Meddling Kids by Edgar Cantero

Teenage sleuths are all well and good, but what becomes of them when they grow up?  In Edgar Cantero’s “Meddling Kids” we meet the Blyton Summer Detective Club – a group of grown-ups who spent the summers of their formative years solving mysteries in Blyton Hills, Oregon.

Thirteen years ago, they solved their final mystery: the case of the Sleepy Lake monster. Two boys, two girls, and one dog put a man in jail for impersonating a monster and attempting to steal the fortune said to be hidden in a local abandoned mansion. On that fateful night, they solved their case, but the deeper mysteries of the mansion have haunted them ever since.

Now in their mid-twenties, the four members of the Blyton Summer Detective Club have gone their separate ways; they lead broken, unstable lives in various parts of the country:

  • Peter Manner, the leader, moved to Hollywood and became a famous actor, but he was fighting his own demons and killed himself before the action of this book.
  • Nate Rogers, the resident supernatural expert, has spent the intervening years checking himself in and out of mental institutions. He is currently at an institution in Massachusetts, where he is hoping to rid himself of a hallucination of Peter’s ghost.
  • Kerri Hollis, the brains of the group, moved to New York where she works at a bar, plagued by nightmares and unmotivated to finish college.
  • Andrea (Andy) Rodriguez – the muscle – is a vagrant with active warrants out for her in multiple states, and an as-yet-unrequited, decade-old crush on Kerri.
  • Rounding out the group is Kerri’s Weimaraner, Tim, the great-grandson of the original mystery-solving dog.

Andy is convinced that something has cursed them, and that solving the mystery of the abandoned mansion is the only way for them to move on with their lives. She convinces Kerri and Nate to join her, and the three humans, one dog, and one ghost/hallucination make their way to the house in Blyton Hills where everything began.

“Meddling Kids” is a high-energy romp, complete with wacky hijinks and suspicious townspeople. It has mysterious messages, intricate traps, and secret passages. But it is also a horror story with actual monsters for our grown-ups to battle – and an evil force waiting to be set free. It’s Scooby-Doo in the world of Cthulhu.

The story moves forward at break-neck speed; the mystery getting more complicated at every turn. Cantero’s love of pop culture beats at the heart of this book, though some references are more subtle than other – I’m looking at you, Zoinx River.
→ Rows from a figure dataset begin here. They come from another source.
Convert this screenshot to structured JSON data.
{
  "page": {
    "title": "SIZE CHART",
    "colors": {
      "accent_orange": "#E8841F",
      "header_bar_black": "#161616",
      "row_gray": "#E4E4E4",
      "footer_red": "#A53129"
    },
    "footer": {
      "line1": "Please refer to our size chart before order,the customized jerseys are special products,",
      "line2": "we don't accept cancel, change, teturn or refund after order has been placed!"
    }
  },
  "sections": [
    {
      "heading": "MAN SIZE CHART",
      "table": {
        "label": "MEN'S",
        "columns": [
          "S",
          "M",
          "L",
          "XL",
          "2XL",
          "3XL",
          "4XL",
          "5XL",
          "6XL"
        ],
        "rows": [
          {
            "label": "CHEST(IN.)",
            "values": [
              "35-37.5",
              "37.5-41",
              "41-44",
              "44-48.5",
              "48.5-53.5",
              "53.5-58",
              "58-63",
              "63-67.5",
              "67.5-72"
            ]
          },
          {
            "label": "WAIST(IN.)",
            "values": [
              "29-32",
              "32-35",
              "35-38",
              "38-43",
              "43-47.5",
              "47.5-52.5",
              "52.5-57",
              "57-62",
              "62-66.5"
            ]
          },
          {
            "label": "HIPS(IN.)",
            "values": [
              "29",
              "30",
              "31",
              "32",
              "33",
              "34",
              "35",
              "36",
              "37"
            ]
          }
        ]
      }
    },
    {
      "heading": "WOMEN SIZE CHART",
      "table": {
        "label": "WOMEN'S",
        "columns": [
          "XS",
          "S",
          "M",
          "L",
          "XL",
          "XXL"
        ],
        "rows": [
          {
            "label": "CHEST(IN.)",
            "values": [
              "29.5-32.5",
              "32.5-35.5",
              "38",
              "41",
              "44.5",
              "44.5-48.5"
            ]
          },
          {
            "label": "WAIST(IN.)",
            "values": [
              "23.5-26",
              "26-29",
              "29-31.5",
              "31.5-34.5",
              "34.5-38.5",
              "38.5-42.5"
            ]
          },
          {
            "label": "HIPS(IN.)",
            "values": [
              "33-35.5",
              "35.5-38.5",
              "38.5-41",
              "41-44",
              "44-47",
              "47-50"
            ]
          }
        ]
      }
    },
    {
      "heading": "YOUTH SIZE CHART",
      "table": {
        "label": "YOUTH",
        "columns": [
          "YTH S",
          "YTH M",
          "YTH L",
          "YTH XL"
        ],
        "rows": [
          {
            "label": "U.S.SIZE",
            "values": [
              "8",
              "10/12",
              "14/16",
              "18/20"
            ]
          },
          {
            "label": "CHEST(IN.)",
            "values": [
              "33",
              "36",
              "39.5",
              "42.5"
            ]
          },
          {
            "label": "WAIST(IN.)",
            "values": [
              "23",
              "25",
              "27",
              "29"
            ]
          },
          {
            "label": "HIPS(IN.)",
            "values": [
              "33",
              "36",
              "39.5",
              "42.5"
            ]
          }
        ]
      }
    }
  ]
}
Cantero bounces back and forth between traditional dialog and movie-script-style dialog (complete with stage directions) in a way that I found compelling. He plays with language throughout the book, making it clear that he had as much fun writing it as the reader does reading it.  I look forward to seeking out more of Edgar Cantero’s work, and I hope that you give “Meddling Kids” at try.